Speech-and-language therapist Pippa Wiseman said: “We continued seeing patients throughout lockdown, in full personal protective equipment, visiting households, care homes and working in community hospitals.

“To not receive this bonus has been incredibly disappointing for so many front-line people delivering NHS community services like me.

Industrial action
Other health groups have also been protesting, including some “bank staff”, who provide temporary cover for hospital trusts to fill rota gaps. The Royal College of Nursing has also been campaigning on behalf of members in GP practices.

And some members of the Unite union have staged industrial action when employers have failed to make the payments.

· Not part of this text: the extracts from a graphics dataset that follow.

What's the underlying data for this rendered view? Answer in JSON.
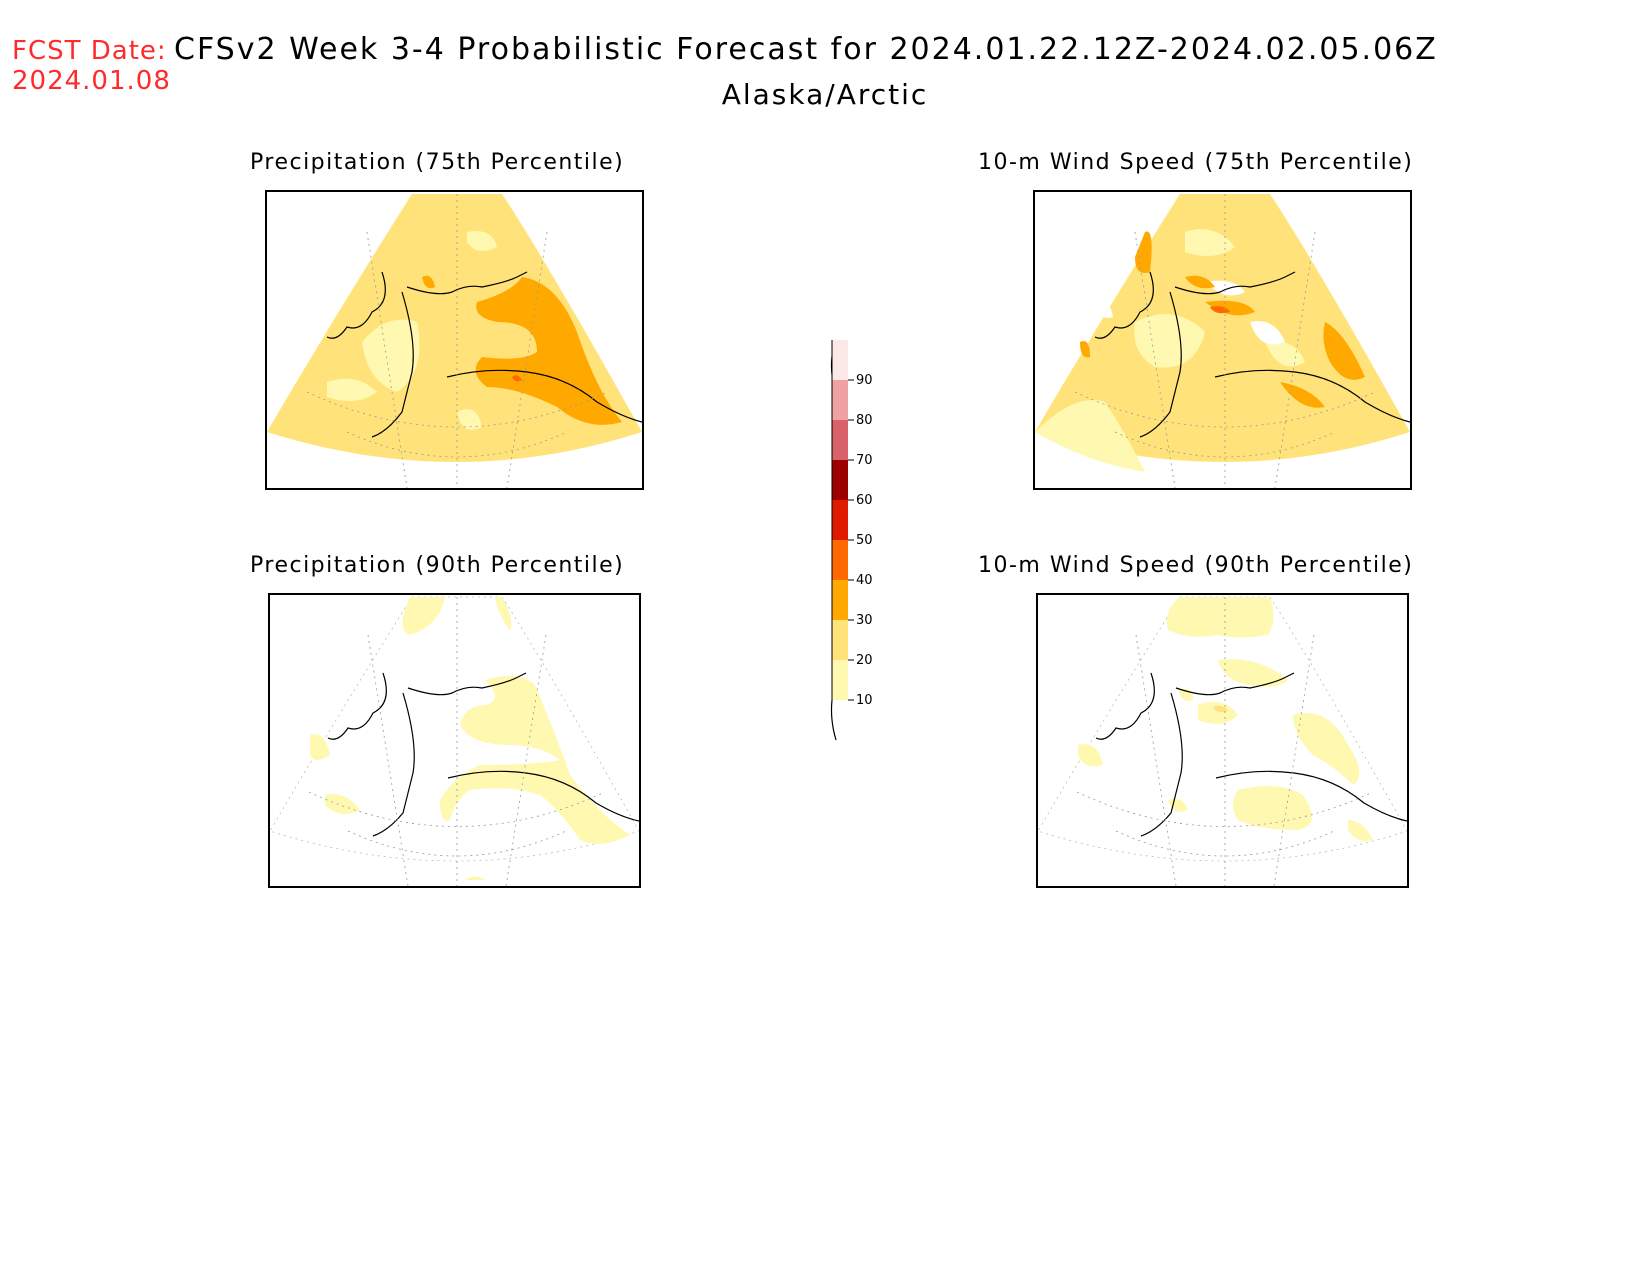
{
  "header": {
    "fcst_label": "FCST Date:",
    "fcst_date": "2024.01.08",
    "title": "CFSv2 Week 3-4 Probabilistic Forecast for 2024.01.22.12Z-2024.02.05.06Z",
    "region": "Alaska/Arctic"
  },
  "panels": [
    {
      "title": "Precipitation (75th Percentile)"
    },
    {
      "title": "10-m Wind Speed (75th Percentile)"
    },
    {
      "title": "Precipitation (90th Percentile)"
    },
    {
      "title": "10-m Wind Speed (90th Percentile)"
    }
  ],
  "colorbar": {
    "levels": [
      "10",
      "20",
      "30",
      "40",
      "50",
      "60",
      "70",
      "80",
      "90"
    ],
    "colors": {
      "10": "#fff8b0",
      "20": "#ffe37a",
      "30": "#ffa800",
      "40": "#ff6a00",
      "50": "#e01a00",
      "60": "#9c0000",
      "70": "#d9616a",
      "80": "#f0a2a2",
      "90": "#fde8e8"
    }
  }
}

These include cleaners, porters and other NHS facilities staff, who demonstrated at the Department of Health this week. Separate pay deals have been agreed in Scotland, Wales and Northern Ireland.

A spokesperson for the Department of Health said: “Whilst these staff are contractually eligible for the payments, the independent organisations are responsible for making them.

“As outlined in the guidance, the outcome of applications made by individual organisations for additional funding will be known by the end of the financial year.